Harrisville high schooler Maia Bernhard and recent graduate Nadia Atkinson visited NASA’s Kennedy Space Center in Florida in November, celebrating the launch of their science experiment into space. This marked the second time in a row that student research from Harrisville made it into space.
The experiment Atkinson and Bernhard developed is called “The Effects of Microgravity on the Reproductive Cycle of Drosophila melanogaster (Common Fruit Fly).”
The National Step 2 Review Board for the Student Spaceflight Experiments Program (SSEP) selected their experiment to be a part of this most recent mission to the International Space Station.
On the evening of Nov. 9, their experiment blasted into space from Cape Canaveral along with dozens of other student experiments from around the country Atkinson and Bernhard expect to receive the results from their experiment by the end of December.
Atkinson, who has since graduated from Harrisville Central School and now studies history at SUNY Potsdam, called this experience “amazing.”
“I keep thinking about how something I, as a high school student, made is going to space,” said Atkinson. “I learned that it takes many, many drafts before the final project, and to keep going until you’ve got something real.”
With the experiment well underway, Bernhard said they will watch the control group very carefully.

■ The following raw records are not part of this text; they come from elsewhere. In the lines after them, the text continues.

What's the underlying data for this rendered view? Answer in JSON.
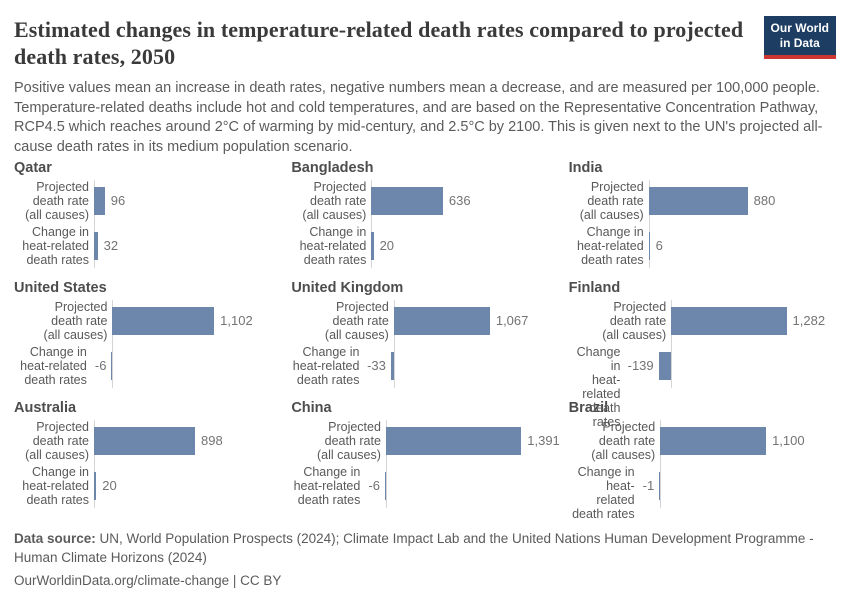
{
  "header": {
    "title": "Estimated changes in temperature-related death rates compared to projected death rates, 2050",
    "subtitle": "Positive values mean an increase in death rates, negative numbers mean a decrease, and are measured per 100,000 people. Temperature-related deaths include hot and cold temperatures, and are based on the Representative Concentration Pathway, RCP4.5 which reaches around 2°C of warming by mid-century, and 2.5°C by 2100. This is given next to the UN's projected all-cause death rates in its medium population scenario.",
    "logo": {
      "line1": "Our World",
      "line2": "in Data",
      "bg_color": "#1d3d63",
      "accent_color": "#cd3731"
    }
  },
  "chart_data": {
    "type": "bar",
    "orientation": "horizontal",
    "title": "Estimated changes in temperature-related death rates compared to projected death rates, 2050",
    "unit": "per 100,000 people",
    "bar_color": "#6d86ac",
    "axis_color": "#d4d4d4",
    "grid": false,
    "legend": "none",
    "categories": [
      "Projected death rate (all causes)",
      "Change in heat-related death rates"
    ],
    "category_lines": [
      "Projected\ndeath rate\n(all causes)",
      "Change in\nheat-related\ndeath rates"
    ],
    "panels": [
      {
        "country": "Qatar",
        "values": [
          96,
          32
        ],
        "labels": [
          "96",
          "32"
        ],
        "xlim": [
          0,
          1600
        ]
      },
      {
        "country": "Bangladesh",
        "values": [
          636,
          20
        ],
        "labels": [
          "636",
          "20"
        ],
        "xlim": [
          0,
          1600
        ]
      },
      {
        "country": "India",
        "values": [
          880,
          6
        ],
        "labels": [
          "880",
          "6"
        ],
        "xlim": [
          0,
          1600
        ]
      },
      {
        "country": "United States",
        "values": [
          1102,
          -6
        ],
        "labels": [
          "1,102",
          "-6"
        ],
        "xlim": [
          -200,
          1750
        ]
      },
      {
        "country": "United Kingdom",
        "values": [
          1067,
          -33
        ],
        "labels": [
          "1,067",
          "-33"
        ],
        "xlim": [
          -250,
          1750
        ]
      },
      {
        "country": "Finland",
        "values": [
          1282,
          -139
        ],
        "labels": [
          "1,282",
          "-139"
        ],
        "xlim": [
          -250,
          1750
        ]
      },
      {
        "country": "Australia",
        "values": [
          898,
          20
        ],
        "labels": [
          "898",
          "20"
        ],
        "xlim": [
          0,
          1600
        ]
      },
      {
        "country": "China",
        "values": [
          1391,
          -6
        ],
        "labels": [
          "1,391",
          "-6"
        ],
        "xlim": [
          -150,
          1700
        ]
      },
      {
        "country": "Brazil",
        "values": [
          1100,
          -1
        ],
        "labels": [
          "1,100",
          "-1"
        ],
        "xlim": [
          -120,
          1750
        ]
      }
    ]
  },
  "footer": {
    "source_label": "Data source:",
    "source_text": " UN, World Population Prospects (2024); Climate Impact Lab and the United Nations Human Development Programme - Human Climate Horizons (2024)",
    "link_line": "OurWorldinData.org/climate-change | CC BY"
  }
}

“Our project, with good results, could help scientists explore more human genetics with the effects of microgravity with fruit flies having very similar DNA to humans,” said Bernhard.
The pair will later travel to the Smithsonian Museum in Washington, D.C. to present their findings once the experiment is complete.
While Bernhard and Atkinson took the lead with much of the research and execution behind this experiment, they had help along the way from their teacher, Nicole Taylor.
“I am extremely proud to have been able to assist them in their experiments and the excellent opportunity and this experience,” said Taylor.
This is the second time in a row that student research from Harrisville has been selected to be launched into space through SSEP. Clarkson University’s Clarkson Discovery Challenge-Space (CDC-Space) coordinates the SSEP program in the North Country, assisting students and teachers with their research and experiment proposals.
The SSEP is a program of the National Center for Earth and Space Science Education (NCESSE).